A quem ouse acossá-los, os clãs colombianos de narcotráfico sentenciam a morte com esta expressão: “As suas mães deviam tê-los deixado nos ventres.” É o caso do jornalista Leiderman Ortiz, que já sobreviveu a cinco tentativas para o assassinar, a última das quais em maio passado. O primeiro desses atentados, em 2010, foi claro na mensagem mafiosa de guerra – lançaram uma granada contra a sua casa. Hoje, a sua cabeça vale 50 milhões de pesos (15 mil euros), uma pequena fortuna ali.
Em agosto de 2010, o Estado colombiano pôs Ortiz sob a proteção de uma unidade especializada da polícia. Desde então, circula num carro blindado e tem sempre quatro guarda-costas à ilharga. A porta e as janelas da sua moradia são à prova de bala e quatro câmaras vigiam todo o espaço exterior da casa, incluindo o jardim, nas traseiras, que tem os muros encimados por arame farpado. Em Caucasia, onde nasceu há 44 anos e continua a viver, toda a gente chama à residência do jornalista “o bunker”. Com outras cinco autarquias, o município de Caucasia forma a subregião de Bajo Cauca, do departamento de Antioquia, no interior do país e com sede em Medellín. Uma das zonas mais perigosas da Colômbia.
Ortiz é um homem feliz quando tem nas mãos mais uma edição do seu jornal, La Verdad del Pueblo, que fundou em 1998. Hoje a partir do bunker, faz tudo sozinho – da investigação no terreno à escrita das notícias e das reportagens, passando pela paginação e o envio do material para a gráfica. E consegue “furos”, sobre subornos de responsáveis policiais ou assassínios encomendados, que deixam boquiabertos leitores e camaradas de profissão. É evidente que tem fontes na polícia e até no interior dos grupos mafiosos. Também incomoda políticos “corruptos e mentirosos”, e dá-lhes nomes – casos, numa edição recente, do atual presidente da Câmara de Caucasia e do seu antecessor no cargo.
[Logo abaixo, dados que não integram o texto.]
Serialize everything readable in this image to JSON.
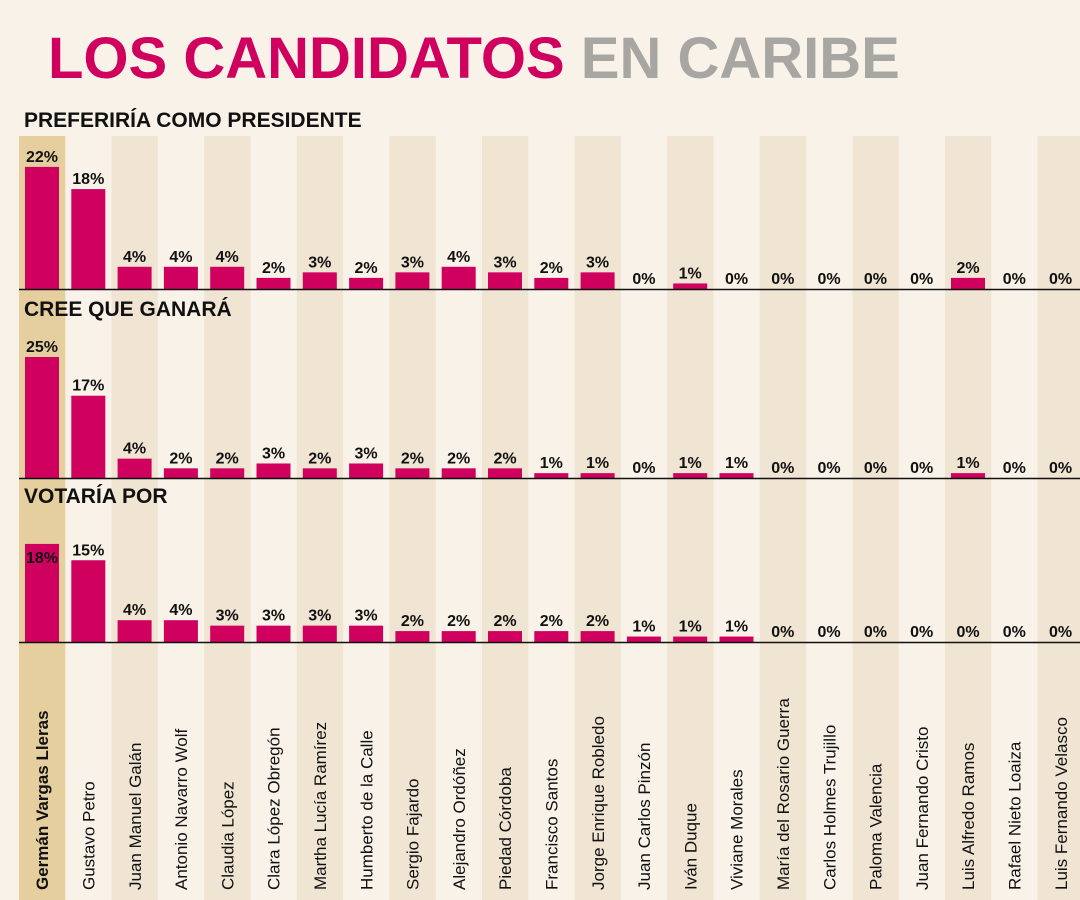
{
  "title": {
    "part1": "LOS CANDIDATOS",
    "part2": "EN CARIBE"
  },
  "colors": {
    "bar": "#d0005f",
    "band": "#f0e4d3",
    "highlight_band": "#e6cf9e",
    "title_accent": "#d0005f",
    "title_gray": "#a7a6a3",
    "background": "#f8f2e8"
  },
  "chart_data": {
    "type": "bar",
    "categories": [
      "Germán Vargas Lleras",
      "Gustavo Petro",
      "Juan Manuel Galán",
      "Antonio Navarro Wolf",
      "Claudia López",
      "Clara López Obregón",
      "Martha Lucía Ramírez",
      "Humberto de la Calle",
      "Sergio Fajardo",
      "Alejandro Ordóñez",
      "Piedad Córdoba",
      "Francisco Santos",
      "Jorge Enrique Robledo",
      "Juan Carlos Pinzón",
      "Iván Duque",
      "Viviane Morales",
      "María del Rosario Guerra",
      "Carlos Holmes Trujillo",
      "Paloma Valencia",
      "Juan Fernando Cristo",
      "Luis Alfredo Ramos",
      "Rafael Nieto Loaiza",
      "Luis Fernando Velasco"
    ],
    "highlight_index": 0,
    "value_suffix": "%",
    "series": [
      {
        "name": "PREFERIRÍA COMO PRESIDENTE",
        "values": [
          22,
          18,
          4,
          4,
          4,
          2,
          3,
          2,
          3,
          4,
          3,
          2,
          3,
          0,
          1,
          0,
          0,
          0,
          0,
          0,
          2,
          0,
          0
        ]
      },
      {
        "name": "CREE QUE GANARÁ",
        "values": [
          25,
          17,
          4,
          2,
          2,
          3,
          2,
          3,
          2,
          2,
          2,
          1,
          1,
          0,
          1,
          1,
          0,
          0,
          0,
          0,
          1,
          0,
          0
        ]
      },
      {
        "name": "VOTARÍA POR",
        "values": [
          18,
          15,
          4,
          4,
          3,
          3,
          3,
          3,
          2,
          2,
          2,
          2,
          2,
          1,
          1,
          1,
          0,
          0,
          0,
          0,
          0,
          0,
          0
        ]
      }
    ],
    "ylim": [
      0,
      25
    ]
  }
}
É também espantosa a publicidade que angaria e o facto de ter convencido dois pontos de venda a colocarem o jornal nas suas bancas.
Passa horas perdidas sentado à mesa de trabalho, onde emerge um computador como uma espécie de ilha, rodeado de documentos por todos os lados. Mas o que chama a atenção de quem o visita é a enorme quantidade de posters da Virgem Maria e de imagens religiosas coladas nas paredes. Crente desde pequeno, quando ajudava os padres nas missas, acredita ter proteção divina.
É frequente repórteres estrangeiros baterem-lhe à porta. Querem contar a sua história. Notam-lhe a tremura das mãos. Explica que vive em permanente alta tensão. “Outra pessoa não resistiria à pressão destes bandidos”, desabafa. E mal consegue dormir. Nas recorrentes insónias, o que lhe apetece é dar um passeio. Desiste da ideia, porém, quando pensa no incómodo para os guarda-costas. “O medo aguenta-se”, diz. “Mas a solidão é dura.” Os amigos afastaram-se, com receio de serem apanhados no meio de mais uma tentativa dos mafiosos para o liquidar. E a família foi espalhada por diferentes cidades do país. Também corre riscos.
Ortiz avisa que quem manda hoje em Antioquia são as Autodefesas Gaitanistas da Colômbia. Trata-se da junção de grupos mafiosos, há anos em atividade, numa estrutura criminosa bem armada e altamente organizada, com comando único. Dominam a mineração e venda ilegal de ouro, o tráfico de cocaína e o negócio da extorsão. E, diz, regressou o Plano Pistola, uma estratégia de assassínio de polícias a troco de dinheiro, que faz lembrar os piores tempos de Pablo Escobar, que inspirou a série de TV Narcos. Sem a liberdade criativa do ficcionista para decidir quando colocar um ponto final nesta história, Ortiz promete continuar a escrever Verdad, isolado no seu bunker, contestando, a cada dia, o que seria a óbvia cena dos próximos capítulos.